Lastimosa is just one of the at least 570 discharged patients of CCMC who were visited by De Los Santos and a team of doctors and nurses from the CCMC over the past year.
According to De Los Santos, who is the deputy mayor on health matters, this is part of the city’s “Pagdumala – Pagdu-aw, Pagmalasakit, ug Paglagsik” program of the Cebu City government, which celebrated its first anniversary yesterday.
Some of the beneficiaries of the program gathered at the Labangon Barangay Sports Complex in the morning and the Cogon Ramas gym in the afternoon yesterday as they listened to doctors orienting them on the dos and don’ts on some common illnesses like diabetes, stroke, tuberculosis and hypertension.
“I am very happy to see some of the patients here that look healthier. We are also advocating education and advocating health services to their very doorsteps. Education is not just for the patient but for the rest of their family as well,” De Los Santos said.
She said the program started in September last year when she was appointed as deputy mayor on health by Mayor Tomas Osmeña.
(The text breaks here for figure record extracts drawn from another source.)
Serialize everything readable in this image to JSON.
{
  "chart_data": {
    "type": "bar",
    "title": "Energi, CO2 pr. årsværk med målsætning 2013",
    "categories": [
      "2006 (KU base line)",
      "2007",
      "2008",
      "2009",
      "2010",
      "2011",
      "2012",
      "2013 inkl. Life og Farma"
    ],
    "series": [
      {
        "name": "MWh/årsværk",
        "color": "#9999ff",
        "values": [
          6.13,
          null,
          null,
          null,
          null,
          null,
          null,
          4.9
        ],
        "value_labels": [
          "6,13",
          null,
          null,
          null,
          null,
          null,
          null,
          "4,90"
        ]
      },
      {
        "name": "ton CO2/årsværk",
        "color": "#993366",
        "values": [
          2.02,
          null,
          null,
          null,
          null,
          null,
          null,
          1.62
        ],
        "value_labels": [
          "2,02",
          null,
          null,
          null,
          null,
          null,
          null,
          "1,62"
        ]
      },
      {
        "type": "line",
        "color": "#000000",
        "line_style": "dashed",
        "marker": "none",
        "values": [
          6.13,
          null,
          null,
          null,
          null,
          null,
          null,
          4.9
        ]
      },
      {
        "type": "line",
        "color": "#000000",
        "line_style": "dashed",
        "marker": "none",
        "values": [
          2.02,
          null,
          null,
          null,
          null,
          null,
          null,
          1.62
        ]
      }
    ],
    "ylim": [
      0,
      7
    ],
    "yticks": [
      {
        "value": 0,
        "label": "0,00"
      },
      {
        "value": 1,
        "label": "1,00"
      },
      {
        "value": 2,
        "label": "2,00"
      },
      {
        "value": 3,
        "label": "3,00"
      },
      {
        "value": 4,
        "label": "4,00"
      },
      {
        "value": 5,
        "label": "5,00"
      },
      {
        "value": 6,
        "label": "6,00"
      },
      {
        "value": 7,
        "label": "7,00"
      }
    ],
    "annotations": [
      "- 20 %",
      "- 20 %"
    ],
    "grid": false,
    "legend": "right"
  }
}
She would personally join the team of doctors from CCMC and City Health Department (CHD) in visiting the patients in their homes every Mondays, Wednesdays and Fridays.
In a day, they could visit five to eight patients.
De Los Santos explained that it is important for the city to continue caring for their discharged patients since they often face problems in returning to hospitals for check-ups in terms of money, transportation and other problems.
The program does not have its own budget. She said they are only using the existing budgets of the CCMC and the CHD and are investing their own time to visit the patients.
For her part, CHD head Dr. Alma Corpin said she has noted improvements in mortality rates among patients of common illnesses in the city.
Although their office is yet to compile specific data to support this, Corpin said programs like Pagdumala contributed to better quality of life of patients.
“Mortality rates decrease because from the hospital to their homes, they are still taken care of. So there is lesser chance that they are readmitted or they die because the city still looks after them after they are discharged,” Corpin said.